On March 27, 2021 China and Iran signed a comprehensive strategic 25-year partnership agreement on economic and security cooperation.[14] Iran will receive $400 billion in Chinese investments over the next 25 years in key Iranian economic sectors, including energy, telecommunications, defense, infrastructure, banking, petrochemicals, railways and ports. There will be also an expansion of military assistance, training and intelligence-sharing. Nearly 100 projects are under consideration. In return, Iran will commit to providing regular and heavily discounted oil, gas and possibly other natural resources to China.

For China, Iran is a welcome counterbalance to US influence in the region, as the only large regional power that is not aligned with the US, in addition to having enormous oil and natural gas resources and providing a large market of more than 80 million citizens for Chinese goods.

The agreement has been underway for five years, ever since Chinese President Xi Jinping visited Iran in January 2016, when establishing a "comprehensive strategic partnership" was agreed. At that meeting, according to China's Ministry of Foreign Affairs, "Xi Jinping stressed that China will enhance all-round practical cooperation with Iran within the 'Belt and Road' framework". At the time, the two countries also signed a Memorandum of Understanding "on jointly advancing construction of the Silk Road Economic Belt and the 21st Century Maritime Silk Road" as well as "multiple bilateral cooperation documents covering energy, production capacity, finance, investment, communications, culture, justice, science, technology, news, customs, climate change and human resources". China and Iran also agreed then to "strengthen exchanges between think-tanks, colleges and universities and youths, [and] jointly ensure the successful operation of the Confucius Institutes" to "tell China's story well" and shape the narrative about China in Iran.

The agreement formalized the Belt and Road Initiative (BRI) in Iran. Iran participates in China's so-called Digital Silk Road, the Silk Road of Innovation and the "Green" Silk Road. The Digital Silk Road represents the Chinese Communist Party's (CCP's) ambition, among other things, to shape the course of 5G technology in the world, whereas the Silk Road of Innovation is about technology transfers. The "Green" Silk Road is about transitioning to renewable energy sources. "China is the largest foreign investor in the... Middle East region", according to Dr. Mordechai Chaziz, author of China's Middle East Diplomacy: The Belt and Road Strategic Partnership.

The signing of the agreement came at a time when China was already defying US sanctions on Iran in other ways—such as by reportedly importing record volumes of crude oil. "Iran moved about 17.8 million tonnes (306,000 barrels per day) of crude into China during the past 14 months, with volumes reaching record levels in January and February" Reuters reported. In March, 2021 according to some estimates, China was taking in some 856,000 barrels per day of Iranian crude oil, a 129% surge compared to February.

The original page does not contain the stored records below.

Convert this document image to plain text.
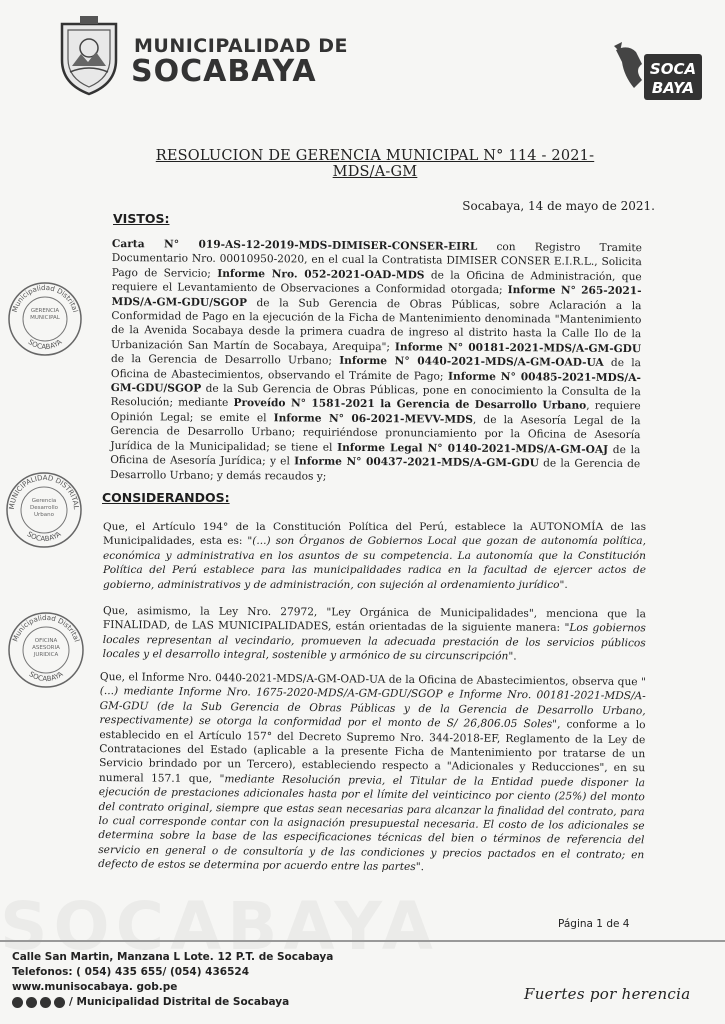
MUNICIPALIDAD DE
SOCABAYA	SOCA
BAYA
RESOLUCION DE GERENCIA MUNICIPAL N° 114 - 2021-MDS/A-GM
Socabaya, 14 de mayo de 2021.
VISTOS:
Carta N° 019-AS-12-2019-MDS-DIMISER-CONSER-EIRL con Registro Tramite Documentario Nro. 00010950-2020, en el cual la Contratista DIMISER CONSER E.I.R.L., Solicita Pago de Servicio; Informe Nro. 052-2021-OAD-MDS de la Oficina de Administración, que requiere el Levantamiento de Observaciones a Conformidad otorgada; Informe N° 265-2021-MDS/A-GM-GDU/SGOP de la Sub Gerencia de Obras Públicas, sobre Aclaración a la Conformidad de Pago en la ejecución de la Ficha de Mantenimiento denominada "Mantenimiento de la Avenida Socabaya desde la primera cuadra de ingreso al distrito hasta la Calle Ilo de la Urbanización San Martín de Socabaya, Arequipa"; Informe N° 00181-2021-MDS/A-GM-GDU de la Gerencia de Desarrollo Urbano; Informe N° 0440-2021-MDS/A-GM-OAD-UA de la Oficina de Abastecimientos, observando el Trámite de Pago; Informe N° 00485-2021-MDS/A-GM-GDU/SGOP de la Sub Gerencia de Obras Públicas, pone en conocimiento la Consulta de la Resolución; mediante Proveído N° 1581-2021 la Gerencia de Desarrollo Urbano, requiere Opinión Legal; se emite el Informe N° 06-2021-MEVV-MDS, de la Asesoría Legal de la Gerencia de Desarrollo Urbano; requiriéndose pronunciamiento por la Oficina de Asesoría Jurídica de la Municipalidad; se tiene el Informe Legal N° 0140-2021-MDS/A-GM-OAJ de la Oficina de Asesoría Jurídica; y el Informe N° 00437-2021-MDS/A-GM-GDU de la Gerencia de Desarrollo Urbano; y demás recaudos y;
CONSIDERANDOS:
Que, el Artículo 194° de la Constitución Política del Perú, establece la AUTONOMÍA de las Municipalidades, esta es: "(...) son Órganos de Gobiernos Local que gozan de autonomía política, económica y administrativa en los asuntos de su competencia. La autonomía que la Constitución Política del Perú establece para las municipalidades radica en la facultad de ejercer actos de gobierno, administrativos y de administración, con sujeción al ordenamiento jurídico".
Que, asimismo, la Ley Nro. 27972, "Ley Orgánica de Municipalidades", menciona que la FINALIDAD, de LAS MUNICIPALIDADES, están orientadas de la siguiente manera: "Los gobiernos locales representan al vecindario, promueven la adecuada prestación de los servicios públicos locales y el desarrollo integral, sostenible y armónico de su circunscripción".
Que, el Informe Nro. 0440-2021-MDS/A-GM-OAD-UA de la Oficina de Abastecimientos, observa que "(...) mediante Informe Nro. 1675-2020-MDS/A-GM-GDU/SGOP e Informe Nro. 00181-2021-MDS/A-GM-GDU (de la Sub Gerencia de Obras Públicas y de la Gerencia de Desarrollo Urbano, respectivamente) se otorga la conformidad por el monto de S/ 26,806.05 Soles", conforme a lo establecido en el Artículo 157° del Decreto Supremo Nro. 344-2018-EF, Reglamento de la Ley de Contrataciones del Estado (aplicable a la presente Ficha de Mantenimiento por tratarse de un Servicio brindado por un Tercero), estableciendo respecto a "Adicionales y Reducciones", en su numeral 157.1 que, "mediante Resolución previa, el Titular de la Entidad puede disponer la ejecución de prestaciones adicionales hasta por el límite del veinticinco por ciento (25%) del monto del contrato original, siempre que estas sean necesarias para alcanzar la finalidad del contrato, para lo cual corresponde contar con la asignación presupuestal necesaria. El costo de los adicionales se determina sobre la base de las especificaciones técnicas del bien o términos de referencia del servicio en general o de consultoría y de las condiciones y precios pactados en el contrato; en defecto de estos se determina por acuerdo entre las partes".
Municipalidad Distrital
SOCABAYA
GERENCIA MUNICIPAL
MUNICIPALIDAD DISTRITAL
SOCABAYA
Gerencia Desarrollo Urbano
Municipalidad Distrital
SOCABAYA
OFICINA ASESORIA JURIDICA
Página 1 de 4
Calle San Martin, Manzana L Lote. 12 P.T. de Socabaya
Telefonos: ( 054) 435 655/ (054) 436524
www.munisocabaya. gob.pe
/ Municipalidad Distrital de Socabaya	Fuertes por herencia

As China is Iran's largest trading partner, the agreement, in addition to providing Iran with modern technology, would help its economy to grow. China, among other countries, helped Iran with its nuclear development several decades ago and has been regularly championing a return to the Iran nuclear deal or the JCPOA. For China, Iran is a welcome counterbalance to US influence in the region, as the only large regional power that is not aligned with the US, in addition to having enormous oil and natural gas resources and providing a large market of more than 80 million citizens for Chinese goods. The two countries, despite their marked ideological differences, share an authoritarian, anti-Western outlook, making each attractive to the other. According to a recent report by risk consultancy firm Verisk Maplecroft: "China is pivoting towards more autocratic regimes that represent greater stability for its supply lines than democracies that are, or may become, hostile to Beijing". China has even helped Iran crack down on dissidents by exporting its digital authoritarianism in the form of surveillance equipment.